Yeah. It’s fun, but it’s a process, and when you don’t have a genuinely funny or inventive idea, it can be a little boring. So as much as I like movie-making, it’s not something that I’m passionate about.

Or take music. I love music. I’ve written lyrics for countless songs, do my best to carry a semi-decent tune, and have often dreamt longingly of learning to play the guitar. But music isn’t my passion; I’m not dying to try out for The Voice or American Idol. I don’t have the drive that a true musician does – a drive that I see in my brother, who is constantly working to improve his guitar skills or expand his vocal range or hone the unbelievably awesome instrument that is his flawless tenor voice.

(And if you’d like to sample my brother’s talents, you need only visit Graystone Church off Ozora Road on a Sunday; my brother sings with their band. His name is Ryan Brooks. Tell ’em I sent ya.)

Same thing goes for cooking. Or painting. Or writing poetry. Or photography. Or golf. Or working out. Or writing fiction.

I like them all. But I’m not passionate about them.

So as I’ve pondered Rachel’s question, I’ve found myself coming again and again to the same two things: teaching/preaching and writing.

I like to teach. I like to preach. In some circles those things are one and the same, so that’s why I counted them as one. But I dig the interaction of being in front of an audience of people and sharing with them, taking their questions and offering my own, responding to people who don’t share my views, and just being able to see even one person have an “ah-ha!” moment. It’s very gratifying, and it fulfills me deeply.

And it doesn’t have to be in an audience setting. I feel the same way when I’m one-on-one with my children, or with a friend, or with one of my students. I love seeing the light bulb go off above people’s heads, and I equally love it when they challenge and stretch my own thinking.

Writing falls into the same vein; there’s something about being able to put words on a page/screen and know that those words resonate with your readers. (Or, in my case, reader. Hi, mom!)

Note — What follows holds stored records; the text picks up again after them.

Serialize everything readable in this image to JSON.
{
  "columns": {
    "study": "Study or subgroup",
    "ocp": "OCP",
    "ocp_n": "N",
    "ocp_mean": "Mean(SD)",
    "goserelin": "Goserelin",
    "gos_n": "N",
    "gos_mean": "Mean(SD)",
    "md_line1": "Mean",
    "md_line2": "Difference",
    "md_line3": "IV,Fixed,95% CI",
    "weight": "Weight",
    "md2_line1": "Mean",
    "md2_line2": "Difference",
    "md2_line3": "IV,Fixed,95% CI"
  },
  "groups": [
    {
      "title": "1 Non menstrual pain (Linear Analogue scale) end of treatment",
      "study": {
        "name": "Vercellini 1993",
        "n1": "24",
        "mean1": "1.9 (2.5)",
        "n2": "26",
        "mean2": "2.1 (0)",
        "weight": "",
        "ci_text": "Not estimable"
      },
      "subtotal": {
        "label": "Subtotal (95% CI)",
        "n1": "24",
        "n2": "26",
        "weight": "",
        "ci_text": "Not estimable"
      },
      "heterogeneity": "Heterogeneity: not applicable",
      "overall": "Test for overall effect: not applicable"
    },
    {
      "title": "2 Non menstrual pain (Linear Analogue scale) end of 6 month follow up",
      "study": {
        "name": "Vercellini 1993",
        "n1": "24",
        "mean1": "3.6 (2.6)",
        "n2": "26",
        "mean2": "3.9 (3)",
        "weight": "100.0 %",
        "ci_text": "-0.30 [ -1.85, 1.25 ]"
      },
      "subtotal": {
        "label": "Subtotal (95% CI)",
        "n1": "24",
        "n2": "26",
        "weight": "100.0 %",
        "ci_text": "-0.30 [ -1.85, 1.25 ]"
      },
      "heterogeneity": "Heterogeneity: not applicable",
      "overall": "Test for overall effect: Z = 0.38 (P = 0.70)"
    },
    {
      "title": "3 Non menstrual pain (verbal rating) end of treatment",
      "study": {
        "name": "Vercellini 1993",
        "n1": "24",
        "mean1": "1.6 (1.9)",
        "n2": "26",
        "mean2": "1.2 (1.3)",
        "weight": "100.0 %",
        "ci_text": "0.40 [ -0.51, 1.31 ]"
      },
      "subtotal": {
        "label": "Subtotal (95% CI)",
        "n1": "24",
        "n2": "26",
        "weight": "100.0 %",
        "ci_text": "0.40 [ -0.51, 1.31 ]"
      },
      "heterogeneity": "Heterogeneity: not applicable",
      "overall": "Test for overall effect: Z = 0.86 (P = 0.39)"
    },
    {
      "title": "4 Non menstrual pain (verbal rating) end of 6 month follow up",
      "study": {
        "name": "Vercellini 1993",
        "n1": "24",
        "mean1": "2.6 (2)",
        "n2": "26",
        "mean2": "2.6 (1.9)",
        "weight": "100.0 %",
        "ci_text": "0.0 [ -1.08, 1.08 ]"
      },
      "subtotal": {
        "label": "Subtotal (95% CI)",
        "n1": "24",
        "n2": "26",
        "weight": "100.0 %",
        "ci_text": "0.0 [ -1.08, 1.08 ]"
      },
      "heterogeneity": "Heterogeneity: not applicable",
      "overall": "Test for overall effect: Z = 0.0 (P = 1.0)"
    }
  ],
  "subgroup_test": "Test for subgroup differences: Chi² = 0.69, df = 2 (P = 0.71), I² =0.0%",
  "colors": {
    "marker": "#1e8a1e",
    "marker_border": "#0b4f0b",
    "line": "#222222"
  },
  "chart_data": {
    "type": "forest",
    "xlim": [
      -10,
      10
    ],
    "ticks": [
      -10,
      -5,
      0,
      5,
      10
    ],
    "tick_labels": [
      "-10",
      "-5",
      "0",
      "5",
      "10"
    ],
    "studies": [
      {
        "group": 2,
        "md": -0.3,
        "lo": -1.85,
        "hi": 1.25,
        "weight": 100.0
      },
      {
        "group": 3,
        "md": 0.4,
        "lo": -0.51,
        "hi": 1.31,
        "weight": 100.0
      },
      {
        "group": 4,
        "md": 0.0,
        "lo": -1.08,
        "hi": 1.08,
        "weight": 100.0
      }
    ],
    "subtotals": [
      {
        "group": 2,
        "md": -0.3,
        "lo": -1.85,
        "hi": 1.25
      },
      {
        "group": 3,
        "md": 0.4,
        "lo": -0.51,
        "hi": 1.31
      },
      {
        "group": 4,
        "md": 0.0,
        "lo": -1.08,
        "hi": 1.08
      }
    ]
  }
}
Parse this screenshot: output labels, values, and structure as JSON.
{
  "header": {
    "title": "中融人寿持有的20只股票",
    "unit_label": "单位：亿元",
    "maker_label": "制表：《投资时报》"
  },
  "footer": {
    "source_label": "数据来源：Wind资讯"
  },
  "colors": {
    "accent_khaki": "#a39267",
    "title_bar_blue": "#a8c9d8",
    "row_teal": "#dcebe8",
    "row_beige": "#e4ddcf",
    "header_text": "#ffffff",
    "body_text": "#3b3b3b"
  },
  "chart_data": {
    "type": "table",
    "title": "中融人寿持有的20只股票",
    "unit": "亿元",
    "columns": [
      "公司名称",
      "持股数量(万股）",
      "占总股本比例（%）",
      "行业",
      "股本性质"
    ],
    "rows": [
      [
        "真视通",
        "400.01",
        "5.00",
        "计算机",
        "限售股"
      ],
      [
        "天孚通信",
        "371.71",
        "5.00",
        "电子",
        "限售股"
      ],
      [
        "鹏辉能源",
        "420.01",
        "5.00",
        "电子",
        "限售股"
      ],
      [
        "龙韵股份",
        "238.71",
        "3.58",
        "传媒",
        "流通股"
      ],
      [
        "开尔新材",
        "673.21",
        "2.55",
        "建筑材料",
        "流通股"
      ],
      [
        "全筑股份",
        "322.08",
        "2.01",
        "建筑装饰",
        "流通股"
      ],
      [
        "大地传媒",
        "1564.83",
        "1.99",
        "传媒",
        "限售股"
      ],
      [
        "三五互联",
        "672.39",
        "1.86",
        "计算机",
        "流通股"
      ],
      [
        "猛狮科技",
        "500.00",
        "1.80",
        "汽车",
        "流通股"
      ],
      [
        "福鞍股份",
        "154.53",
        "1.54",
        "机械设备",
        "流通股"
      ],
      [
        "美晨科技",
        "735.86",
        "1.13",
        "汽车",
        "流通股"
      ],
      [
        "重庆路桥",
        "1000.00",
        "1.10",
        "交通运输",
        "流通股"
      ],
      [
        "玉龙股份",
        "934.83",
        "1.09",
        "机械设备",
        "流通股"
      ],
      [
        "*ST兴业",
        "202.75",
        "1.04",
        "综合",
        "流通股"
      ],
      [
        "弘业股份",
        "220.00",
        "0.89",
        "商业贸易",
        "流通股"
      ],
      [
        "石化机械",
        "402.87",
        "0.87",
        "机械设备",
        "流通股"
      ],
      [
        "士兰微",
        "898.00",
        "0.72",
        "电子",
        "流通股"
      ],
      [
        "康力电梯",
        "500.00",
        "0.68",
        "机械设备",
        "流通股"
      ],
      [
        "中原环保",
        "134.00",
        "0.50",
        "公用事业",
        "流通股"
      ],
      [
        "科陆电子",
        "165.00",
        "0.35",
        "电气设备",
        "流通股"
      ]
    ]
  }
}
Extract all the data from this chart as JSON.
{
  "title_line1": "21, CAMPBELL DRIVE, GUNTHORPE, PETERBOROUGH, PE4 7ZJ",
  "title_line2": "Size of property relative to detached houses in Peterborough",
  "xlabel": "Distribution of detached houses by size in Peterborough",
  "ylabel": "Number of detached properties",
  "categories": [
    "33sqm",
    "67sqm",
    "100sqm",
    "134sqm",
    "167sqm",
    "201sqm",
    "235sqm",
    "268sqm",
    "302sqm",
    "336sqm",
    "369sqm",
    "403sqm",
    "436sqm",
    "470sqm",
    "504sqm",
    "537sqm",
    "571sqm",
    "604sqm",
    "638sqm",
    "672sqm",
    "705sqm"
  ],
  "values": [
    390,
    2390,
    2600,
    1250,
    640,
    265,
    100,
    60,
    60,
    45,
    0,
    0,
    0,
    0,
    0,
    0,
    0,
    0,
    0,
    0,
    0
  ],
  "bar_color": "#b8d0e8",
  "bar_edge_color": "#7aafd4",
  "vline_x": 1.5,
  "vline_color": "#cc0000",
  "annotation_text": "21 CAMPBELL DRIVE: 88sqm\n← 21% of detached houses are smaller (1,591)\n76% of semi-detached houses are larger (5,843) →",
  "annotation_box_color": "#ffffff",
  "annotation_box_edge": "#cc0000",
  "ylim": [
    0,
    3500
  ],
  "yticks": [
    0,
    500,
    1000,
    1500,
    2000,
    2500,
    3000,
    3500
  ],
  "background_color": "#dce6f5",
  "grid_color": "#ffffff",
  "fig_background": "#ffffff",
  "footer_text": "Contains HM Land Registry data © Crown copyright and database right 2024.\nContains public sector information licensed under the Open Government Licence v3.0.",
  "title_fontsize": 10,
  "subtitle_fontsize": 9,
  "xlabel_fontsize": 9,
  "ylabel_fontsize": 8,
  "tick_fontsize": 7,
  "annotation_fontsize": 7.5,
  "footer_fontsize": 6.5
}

Perhaps it’s better boiled down to communicating. That’s my passion. Sharing ideas, challenging ideas, shaping ideas – seeing people come alive when they use their imaginations for more than just idle daydreaming when bored at work. If I could spend the rest of my life just communcating with people – either in person or in print – then I think I would spend the rest of my life doing so. It’s my passion. It’s my gifting. At least, it is as I see it.

And I can’t live without it.

So what about you? What in your life are you both good at and passionate about? What could you not live without?